Elbette ülkemin aydınları kendi düşüncelerinin ürünlerini dillendirirler. O da öyle yapmış. Ama ne yazık ki terbiyesizlik ederek, konuşmasında bir aydına yakışmayan tutumla, kendisi gibi düşünmeyenleri “bir şey bilmeden gereksiz kabadayılık yapmakla” suçlamış.

İşte burada onun sadece profesörlüğü değil, çağımızda ortalama herhangi bir “insanda” da var olması gereken sıradan bir değerden yoksun olduğunu görerek “bu ülkeden demokrat da aydın da çıkmaz” iddiasındaki haksız saptamaya inanası gelir insanın.

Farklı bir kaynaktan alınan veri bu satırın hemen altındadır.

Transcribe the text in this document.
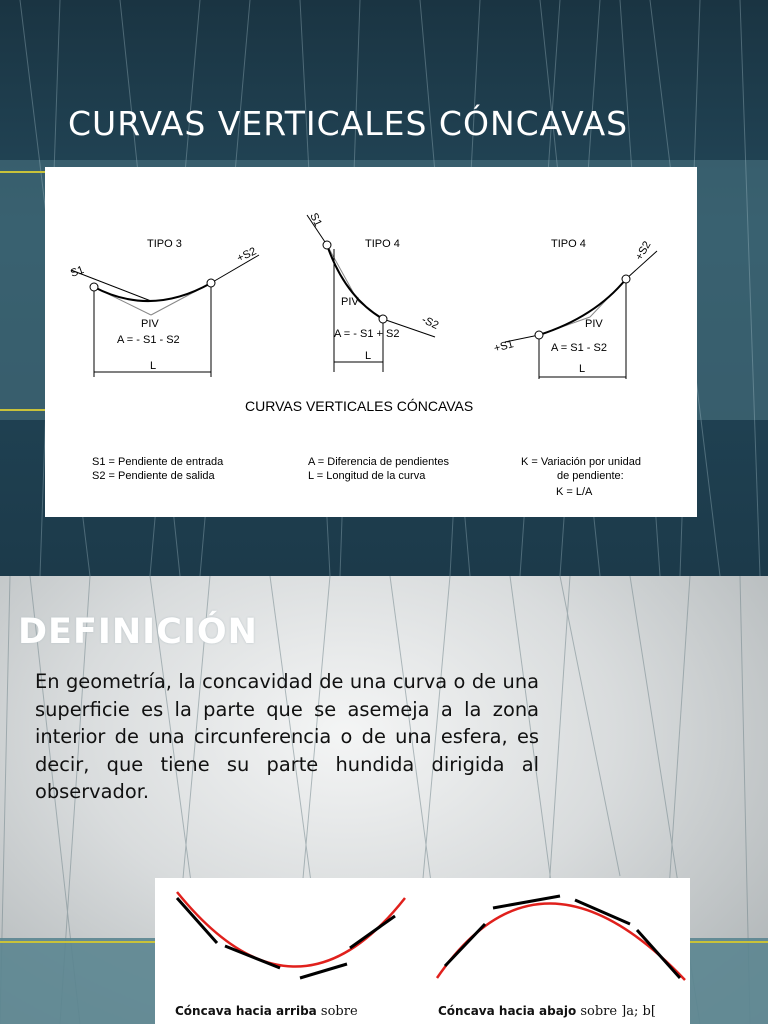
CURVAS VERTICALES CÓNCAVAS
TIPO 3
S1
+S2
PIV
A = - S1 - S2
L
TIPO 4
S1
-S2
PIV
A = - S1 + S2
L
TIPO 4
+S1
+S2
PIV
A = S1 - S2
L
CURVAS VERTICALES CÓNCAVAS
S1 = Pendiente de entrada
S2 = Pendiente de salida
A = Diferencia de pendientes
L = Longitud de la curva
K = Variación por unidad
de pendiente:
K = L/A
DEFINICIÓN
En geometría, la concavidad de una curva o de una superficie es la parte que se asemeja a la zona interior de una circunferencia o de una esfera, es decir, que tiene su parte hundida dirigida al observador.
Cóncava hacia arriba sobre	Cóncava hacia abajo sobre ]a; b[
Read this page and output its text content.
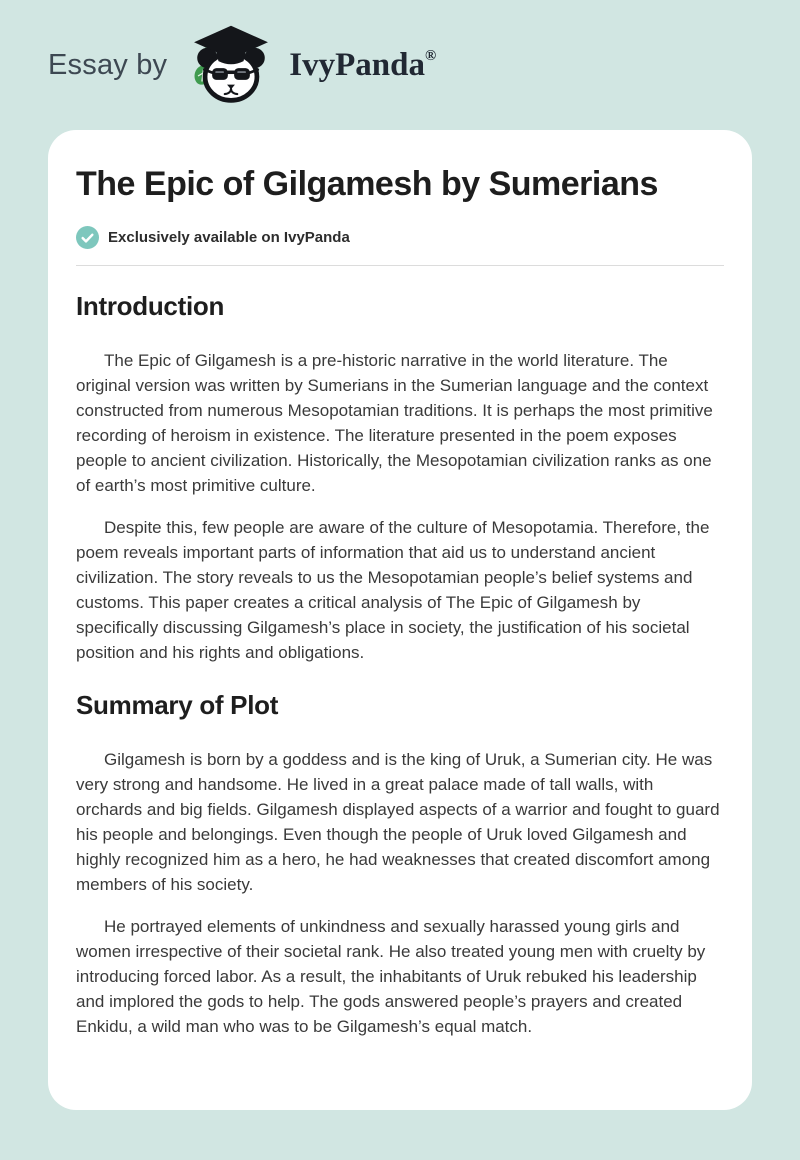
Essay by	IvyPanda®
The Epic of Gilgamesh by Sumerians
Exclusively available on IvyPanda
Introduction

The Epic of Gilgamesh is a pre-historic narrative in the world literature. The original version was written by Sumerians in the Sumerian language and the context constructed from numerous Mesopotamian traditions. It is perhaps the most primitive recording of heroism in existence. The literature presented in the poem exposes people to ancient civilization. Historically, the Mesopotamian civilization ranks as one of earth’s most primitive culture.

Despite this, few people are aware of the culture of Mesopotamia. Therefore, the poem reveals important parts of information that aid us to understand ancient civilization. The story reveals to us the Mesopotamian people’s belief systems and customs. This paper creates a critical analysis of The Epic of Gilgamesh by specifically discussing Gilgamesh’s place in society, the justification of his societal position and his rights and obligations.

Summary of Plot

Gilgamesh is born by a goddess and is the king of Uruk, a Sumerian city. He was very strong and handsome. He lived in a great palace made of tall walls, with orchards and big fields. Gilgamesh displayed aspects of a warrior and fought to guard his people and belongings. Even though the people of Uruk loved Gilgamesh and highly recognized him as a hero, he had weaknesses that created discomfort among members of his society.

He portrayed elements of unkindness and sexually harassed young girls and women irrespective of their societal rank. He also treated young men with cruelty by introducing forced labor. As a result, the inhabitants of Uruk rebuked his leadership and implored the gods to help. The gods answered people’s prayers and created Enkidu, a wild man who was to be Gilgamesh’s equal match.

Çünkü bu topraklarda kendini tanımaktan yoksun bir aydının temelinde şu veya bu ölçüde “her şeyi ben bilirim” diyebilen bir megaloman sureti bulursunuz. Geri kalmış uygarlıkların aydınlarında ortak olan özelliklerden biridir bu. Kendileri gibi düşünmeyenleri aşağılamak, hor görmek, hakaret etmek onların “akademik” hedefleridir. Ve Taner Akçam denilen kişi bu tipin “sonradan görme” ilkel bir örneğidir.

******

Dinleyicilerin bir kısmından ona yönelik eleştirel içerikli notlar aldım. Eleştiri herkesin hakkıdır, tamam, ama eleştiri gerçekten ona vereceğiniz emeği hak eden bir konuda olmalıdır. Olur olmaz konularda eleştiri yapmanın da bir mantığı yok. Hatta daha da kötüsü, bu bir enerji kaybıdır ve hakkınızdaki değerlendirmeleri de olumsuz etkileyebilecek bir girişimdir. Hemen sorarlar insana: Taner Akçam’dan başka bir beklentiniz mi vardı ki bu kadar öfkelendiniz?

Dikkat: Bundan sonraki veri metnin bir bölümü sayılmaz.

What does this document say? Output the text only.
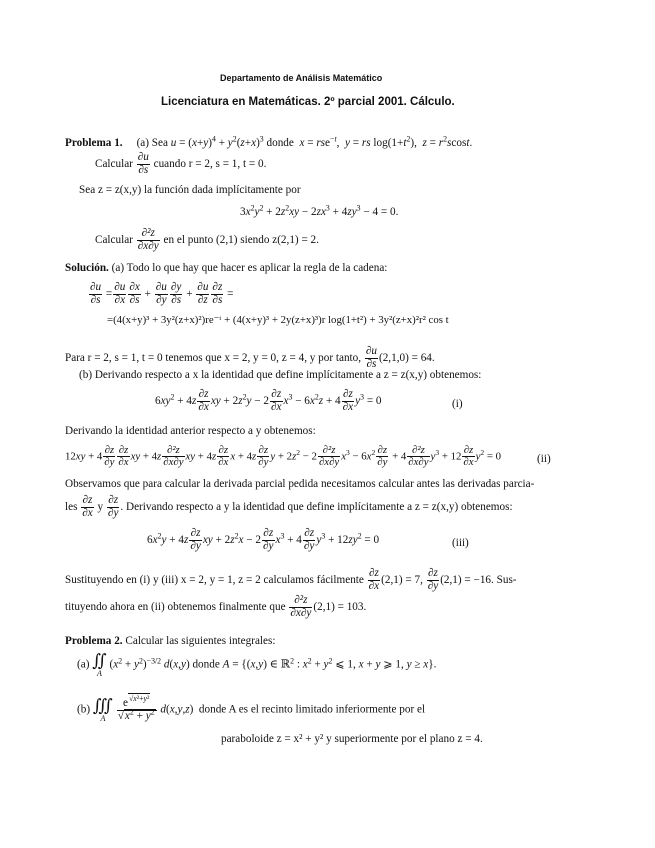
Departamento de Análisis Matemático
Licenciatura en Matemáticas. 2º parcial 2001. Cálculo.
Problema 1. (a) Sea $u = (x+y)^4 + y^2(z+x)^3$ donde x = rse$^{-t}$,  y = rs $\log(1+t^2)$,  $z = r^2scost$.
Calcular $\frac{\partial u}{\partial s}$ cuando r = 2, s = 1, t = 0.
Sea z = z(x,y) la función dada implícitamente por
$3x^2y^2 + 2z^2xy - 2zx^3 + 4zy^3 - 4 = 0$.
Calcular $\frac{\text{∂²z}}{\partial x\partial y}$ en el punto (2,1) siendo z(2,1) = 2.
Solución. (a) Todo lo que hay que hacer es aplicar la regla de la cadena:
$\frac{\partial u}{\partial s} = \frac{\partial u}{\partial x} \frac{\partial x}{\partial s} + \frac{\partial u}{\partial y} \frac{\partial y}{\partial s} + \frac{\partial u}{\partial z} \frac{\partial z}{\partial s}$ =
=(4(x+y)³ + 3y²(z+x)²)re⁻ᵗ + (4(x+y)³ + 2y(z+x)³)r log(1+t²) + 3y²(z+x)²r² cos t
Para r = 2, s = 1, t = 0 tenemos que x = 2, y = 0, z = 4, y por tanto, $\frac{\partial u}{\partial s} (2,1,0) = 64$.
(b) Derivando respecto a x la identidad que define implícitamente a z = z(x,y) obtenemos:
$6xy^2 + 4z \frac{\partial z}{\partial x}$ xy + $2z^2y - 2 \frac{\partial z}{\partial x} x^3 - 6x^2z + 4 \frac{\partial z}{\partial x} y^3 = 0$	(i)
Derivando la identidad anterior respecto a y obtenemos:
$12xy + 4 \frac{\partial z}{\partial y} \frac{\partial z}{\partial x}$ xy + $4z \frac{\text{∂²z}}{\partial x\partial y}$ xy + $4z \frac{\partial z}{\partial x}$ $x + 4z \frac{\partial z}{\partial y}$ $y + 2z^2 - 2 \frac{\text{∂²z}}{\partial x\partial y} x^3 - 6x^2 \frac{\partial z}{\partial y} + 4 \frac{\text{∂²z}}{\partial x\partial y} y^3 + 12 \frac{\partial z}{\partial x} y^2 = 0$	(ii)
Observamos que para calcular la derivada parcial pedida necesitamos calcular antes las derivadas parcia-
les $\frac{\partial z}{\partial x}$ y $\frac{\partial z}{\partial y}$ . Derivando respecto a y la identidad que define implícitamente a z = z(x,y) obtenemos:
$6x^2y + 4z \frac{\partial z}{\partial y}$ xy + $2z^2x - 2 \frac{\partial z}{\partial y} x^3 + 4 \frac{\partial z}{\partial y} y^3 + 12zy^2 = 0$	(iii)
Sustituyendo en (i) y (iii) x = 2, y = 1, z = 2 calculamos fácilmente $\frac{\partial z}{\partial x} (2,1) = 7$, $\frac{\partial z}{\partial y} (2,1) = -16$. Sus-
tituyendo ahora en (ii) obtenemos finalmente que $\frac{\text{∂²z}}{\partial x\partial y} (2,1) = 103$.
Problema 2. Calcular las siguientes integrales:
(a) ∬
A
$(x^2 + y^2)^{-3/2}$ d(x,y) donde A = {(x,y) ∈ ℝ$^2$ : $x^2 + y^2$ ⩽ 1, x + y ⩾ 1, y ≥ x}.
(b) ∭
A
	$\frac{e^{√x^2+y^2}}{√x^2 + y^2} d(x,y,z)$  donde A es el recinto limitado inferiormente por el
paraboloide z = x² + y² y superiormente por el plano z = 4.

Devrimciliğinden ne gördük ki profesörlüğünde beklentimiz olsun. Hamburg’da, Elbe Nehri kenarında ördek besleyen sevgili Taner, nasıl da Hürriyet Gazetesi’nin muhabirine yakalanıvermişti hem de Hamburg da, ve hem de ülkesine duyduğu hasret her halinden belli iken, hem de romantizmi uç boyutta yaşarken hem de Elbe Nehrindeki ördeklere ekmek atıp beslerken.

Ah, aklıma neler gelmiyor ki öncesi ve sonrasına ilişkin olarak. Doğum günündeki kabadayılığını hatırlar mı acaba? 24 Ekim 1987.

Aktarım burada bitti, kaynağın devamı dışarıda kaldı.